How'd Lucas Like the Franklin's Tale?

Well, if there's one thing that this puts to rest it's the question of whether Chaucer intended for the Squire's Tale to be incomplete. Clearly the Franklin is responding as if the Squire had told a complete story. It does leave open the question of the sincerity of the Squire's Tale, but let's talk about the Franklin's Tale itself.

As he has for a few of the other tales, David Lawton (the editor of this edition) describes this tale as operating on fairy tale logic. That is to say that a promise, once given, cannot be broken. I don't know that I would agree in this case. I mean, sure, I clowned on Aurelius and Dorigen for treating her promise as a legitimate verbal contract in the synopsis, but it's pretty clear that the characters take giving their word seriously. Maybe too seriously, but it seems more like a story about not promising more than you're willing to deliver. Dorigen isn't willing to sleep with Aurelius, Aurelius can't afford to hire the magician, and the magician is a fraud.

Also, does it count as a twist that even though Aurelius prays to Apollo to intercede on his behalf with Diana, everything in the story has a natural explanation? I mean, the gods have already shown themselves plenty willing to intervene in human affairs in both the Knight's Tale and the Merchant's Tale, but there isn't so much as a response to Aurelius's prayer. In any case, that does give it a more modern feel even if it still has all the same medieval trappings as the rest of The Canterbury Tales.

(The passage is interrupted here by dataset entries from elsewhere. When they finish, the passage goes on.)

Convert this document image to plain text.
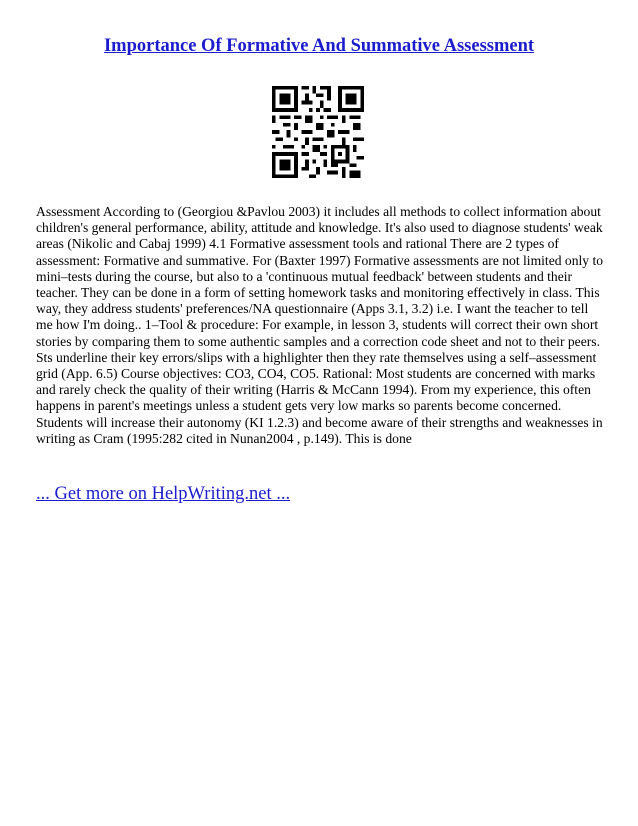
Importance Of Formative And Summative Assessment
Assessment According to (Georgiou &Pavlou 2003) it includes all methods to collect information about children's general performance, ability, attitude and knowledge. It's also used to diagnose students' weak areas (Nikolic and Cabaj 1999) 4.1 Formative assessment tools and rational There are 2 types of assessment: Formative and summative. For (Baxter 1997) Formative assessments are not limited only to mini–tests during the course, but also to a 'continuous mutual feedback' between students and their teacher. They can be done in a form of setting homework tasks and monitoring effectively in class. This way, they address students' preferences/NA questionnaire (Apps 3.1, 3.2) i.e. I want the teacher to tell me how I'm doing.. 1–Tool & procedure: For example, in lesson 3, students will correct their own short stories by comparing them to some authentic samples and a correction code sheet and not to their peers. Sts underline their key errors/slips with a highlighter then they rate themselves using a self–assessment grid (App. 6.5) Course objectives: CO3, CO4, CO5. Rational: Most students are concerned with marks and rarely check the quality of their writing (Harris & McCann 1994). From my experience, this often happens in parent's meetings unless a student gets very low marks so parents become concerned. Students will increase their autonomy (KI 1.2.3) and become aware of their strengths and weaknesses in writing as Cram (1995:282 cited in Nunan2004 , p.149). This is done
... Get more on HelpWriting.net ...
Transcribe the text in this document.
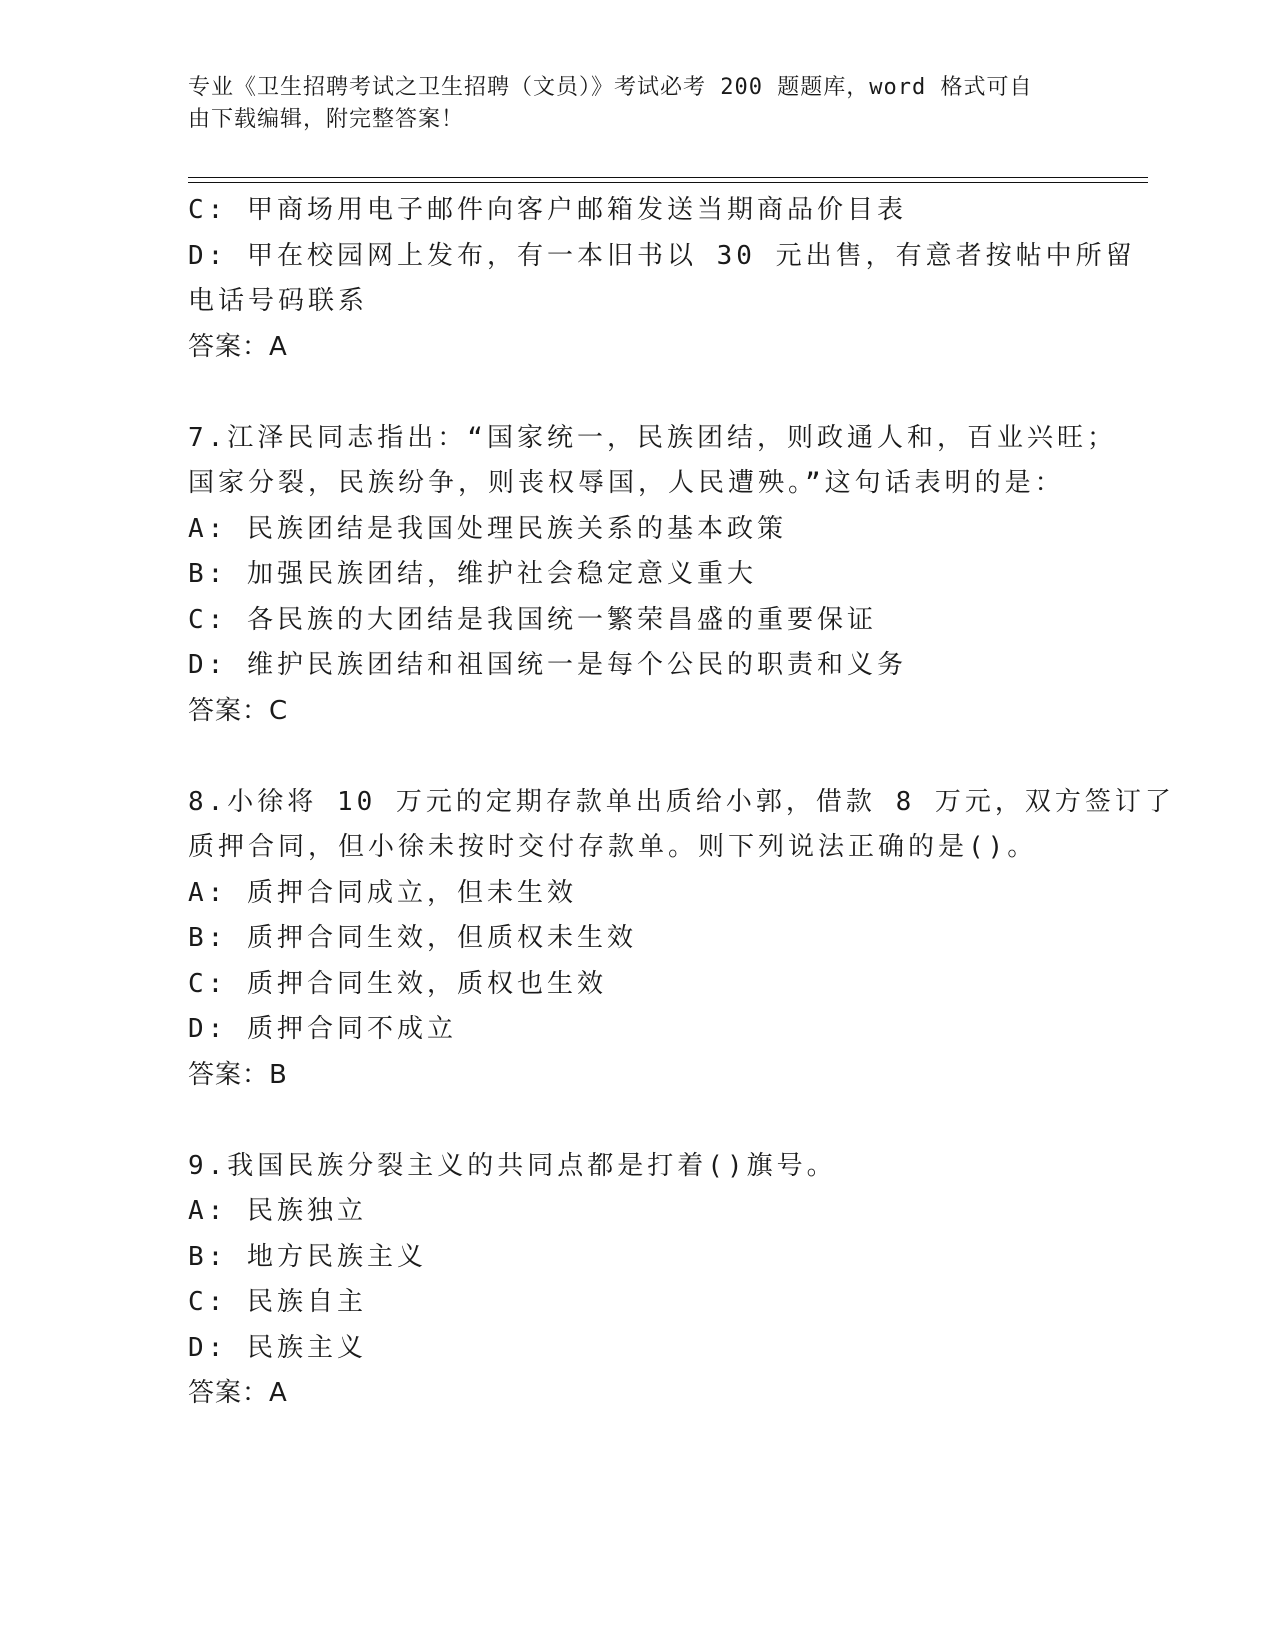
专业《卫生招聘考试之卫生招聘（文员）》考试必考 200 题题库，word 格式可自
由下载编辑，附完整答案！
C: 甲商场用电子邮件向客户邮箱发送当期商品价目表
D: 甲在校园网上发布，有一本旧书以 30 元出售，有意者按帖中所留
电话号码联系
答案：A
7.江泽民同志指出：“国家统一，民族团结，则政通人和，百业兴旺；
国家分裂，民族纷争，则丧权辱国，人民遭殃。”这句话表明的是：
A: 民族团结是我国处理民族关系的基本政策
B: 加强民族团结，维护社会稳定意义重大
C: 各民族的大团结是我国统一繁荣昌盛的重要保证
D: 维护民族团结和祖国统一是每个公民的职责和义务
答案：C
8.小徐将 10 万元的定期存款单出质给小郭，借款 8 万元，双方签订了
质押合同，但小徐未按时交付存款单。则下列说法正确的是()。
A: 质押合同成立，但未生效
B: 质押合同生效，但质权未生效
C: 质押合同生效，质权也生效
D: 质押合同不成立
答案：B
9.我国民族分裂主义的共同点都是打着()旗号。
A: 民族独立
B: 地方民族主义
C: 民族自主
D: 民族主义
答案：A
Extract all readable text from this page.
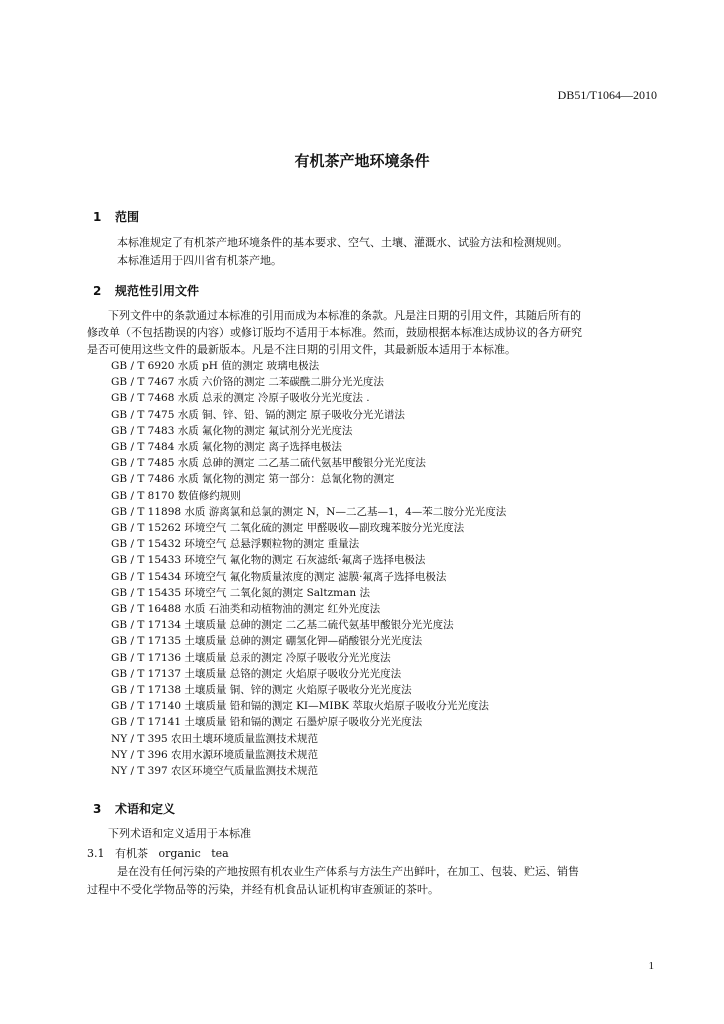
DB51/T1064—2010
有机茶产地环境条件
1 范围
本标准规定了有机茶产地环境条件的基本要求、空气、土壤、灌溉水、试验方法和检测规则。
本标准适用于四川省有机茶产地。
2 规范性引用文件
下列文件中的条款通过本标准的引用而成为本标准的条款。凡是注日期的引用文件，其随后所有的
修改单（不包括勘误的内容）或修订版均不适用于本标准。然而，鼓励根据本标准达成协议的各方研究
是否可使用这些文件的最新版本。凡是不注日期的引用文件，其最新版本适用于本标准。
GB / T 6920 水质 pH 值的测定 玻璃电极法
GB / T 7467 水质 六价铬的测定 二苯碳酰二肼分光光度法
GB / T 7468 水质 总汞的测定 冷原子吸收分光光度法 .
GB / T 7475 水质 铜、锌、铅、镉的测定 原子吸收分光光谱法
GB / T 7483 水质 氟化物的测定 氟试剂分光光度法
GB / T 7484 水质 氟化物的测定 离子选择电极法
GB / T 7485 水质 总砷的测定 二乙基二硫代氨基甲酸银分光光度法
GB / T 7486 水质 氰化物的测定 第一部分：总氰化物的测定
GB / T 8170 数值修约规则
GB / T 11898 水质 游离氯和总氯的测定 N，N—二乙基—1，4—苯二胺分光光度法
GB / T 15262 环境空气 二氧化硫的测定 甲醛吸收—副玫瑰苯胺分光光度法
GB / T 15432 环境空气 总悬浮颗粒物的测定 重量法
GB / T 15433 环境空气 氟化物的测定 石灰滤纸·氟离子选择电极法
GB / T 15434 环境空气 氟化物质量浓度的测定 滤膜·氟离子选择电极法
GB / T 15435 环境空气 二氧化氮的测定 Saltzman 法
GB / T 16488 水质 石油类和动植物油的测定 红外光度法
GB / T 17134 土壤质量 总砷的测定 二乙基二硫代氨基甲酸银分光光度法
GB / T 17135 土壤质量 总砷的测定 硼氢化钾—硝酸银分光光度法
GB / T 17136 土壤质量 总汞的测定 冷原子吸收分光光度法
GB / T 17137 土壤质量 总铬的测定 火焰原子吸收分光光度法
GB / T 17138 土壤质量 铜、锌的测定 火焰原子吸收分光光度法
GB / T 17140 土壤质量 铅和镉的测定 KI—MIBK 萃取火焰原子吸收分光光度法
GB / T 17141 土壤质量 铅和镉的测定 石墨炉原子吸收分光光度法
NY / T 395 农田土壤环境质量监测技术规范
NY / T 396 农用水源环境质量监测技术规范
NY / T 397 农区环境空气质量监测技术规范
3 术语和定义
下列术语和定义适用于本标准
3.1 有机茶 organic   tea
是在没有任何污染的产地按照有机农业生产体系与方法生产出鲜叶，在加工、包装、贮运、销售
过程中不受化学物品等的污染，并经有机食品认证机构审查颁证的茶叶。
1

However, on the whole I'm not particularly taken with the Franklin's Tale. Maybe it's the fact that once again we see a return of St. Jerome's Against Jovinian (when Dorigen talks about woeful stories of women), maybe it's the fact that it follows a more fantastical story and manages to be the more ridiculous of the two. Maybe it's the fact that the Franklin ends the story by framing it as a parable about generosity and forgiveness rather than as being one about being careful about what you promise people. It's perfectly fine, but nothing special.

The Outro

Well, that's the fifth fragment. Next month I'll be taking a break (since the final Monday of December falls between Christmas and the New Year), but Whan That Month will return on the final Monday of January.